Abdulkadir Iman Warsame (Cabdiqaadir Iimaan Warsame) is the founder of Somaliland construction company UNIECO, former chairman of the Somaliland National Electoral Commission, and former minister of agriculture of Somaliland.

==Biography==
===Chairman of engineering company===
In 2003, Abdulkadir Iman brought together engineers and businessmen with experience working in Somaliland and abroad to establish UNIECO (Universal Engineering & Consultant Company), a construction firm based in Hargeisa.

As of February 2012, Abdulkadir Iman was serving as founder and chairman of an engineering company based in Hargeisa, UNIECO (Universal Engineering Company).

===National Electoral Commission chairman===
In November 2014, Somaliland President Ahmed Mohamed Mohamoud "Silanyo" nominated Abdikadir Iman and two other members to the five-year-term National Electoral Commission (NEC), and in early December all seven commissioners unanimously elected him as their chairman.

Around 2015, the NEC partnered with a research group at the University of Notre Dame to field-test a new voter registration system based on iris recognition, which Abdulkadir Iman described as one of the most advanced voter registration systems in the world.

In 2017, President Silanyo announced a two-year extension of the NEC's mandate. The 2017 Somaliland presidential election, observed by an international mission, introduced biometric iris-scan voter registration nationwide and saw largely peaceful, well-organised polling with significant voter participation. Irregularities and delays were noted, but observers judged them insufficient to affect the final result, citizens’ commitment to constitutional, rule-based politics.

By that time, the six-year-term House of Elders had not held an election since 1997, the five-year-term House of Representatives had last gone to the polls in 2005, and the five-year-term local councils had not held elections since 2012. None of these elections took place during Abdulkadir Iman Warsame's tenure as the electoral commission chairman.

In February 2018, responding to questions from the media, Abdulkadir Iman stated that “we were chosen by the three national parties, the government, and the parliament, and if they take away our mandate, we are personally ready to resign.”

In March 2019, Abdulkadir Iman responded to a suggestion by the chairman of a civil society umbrella organization that the electoral commission should resign by stating that their mandate had not yet expired and that they had no reason to step down.

In June 2019, the National Electoral Commission invited the opposition and other stakeholders to a briefing on a new voter registration system under the name of Abdulkadir Iman, but the opposition party Waddani refused to attend, arguing that it did not recognize the current commission as legitimate.

On 13 November 2019, the Somaliland House of Representatives approved six new members of the National Electoral Commission, including Abdirashid Mohamoud Ali "Riyo-raac" as chairman. On 25 November, the new National Electoral Commission was sworn in before President Muse Bihi Abdi. The opposition rejected this, and on 19 December an elders’ committee proposed dissolving the new National Electoral Commission and reinstating the members of the previous commission. On 15 January, a meeting was held between President Muse Bihi Abdi and opposition leaders, but President Bihi told them that he did not have the authority to dissolve the National Electoral Commission, and the new commissioners consequently remained in place.
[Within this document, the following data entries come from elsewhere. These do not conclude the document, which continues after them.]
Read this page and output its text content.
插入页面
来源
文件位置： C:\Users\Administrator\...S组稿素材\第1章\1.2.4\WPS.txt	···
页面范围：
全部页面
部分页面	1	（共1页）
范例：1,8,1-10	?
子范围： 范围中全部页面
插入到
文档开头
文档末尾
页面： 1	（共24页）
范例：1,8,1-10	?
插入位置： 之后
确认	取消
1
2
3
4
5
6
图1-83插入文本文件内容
===Agriculture Minister===
On 27 June 2022, Somaliland President Muse Bihi Abdi announced a cabinet reshuffle, appointing Abdulkadir Iman as Minister of Agricultural Development to replace Mohamed Haji Osman Jama and naming Yurub Abiib Abdi Omar as Deputy Minister of Agricultural Development.

In October 2022, speaking to the state media, Abdulkadir Iman urged farmers in the drought-affected eastern regions to harvest and store the autumn rains, plant crops, and follow the ministry's weekly rainfall forecasts, adding that survey teams were being sent to farms to collect data on crop conditions and that the ministry had begun efforts to control armyworm infestations in the western regions.

In December 2022, a delegation led by Abdulkadir Iman visited several villages in Togdheer region to hear from residents about security and living conditions and to urge them to take part in obtaining voter registration cards.

In May 2023, Abdulkadir Iman announced the launch of a new nationwide crop support programme under which the government would purchase domestically produced grains for storage in the national reserve in order to increase farmers’ incomes and strengthen food security.

In October 2023, Abdulkadir Iman, speaking in Berbera at an event held by the Ministry of Agricultural Development to mark World Food Day on 16 October, said that the ministry would soon launch a five-year project in parts of Sahil, Daadmadheedh and Togdheer regions, costing several million dollars and funded by Germany's development bank KfW through the government represented by his ministry.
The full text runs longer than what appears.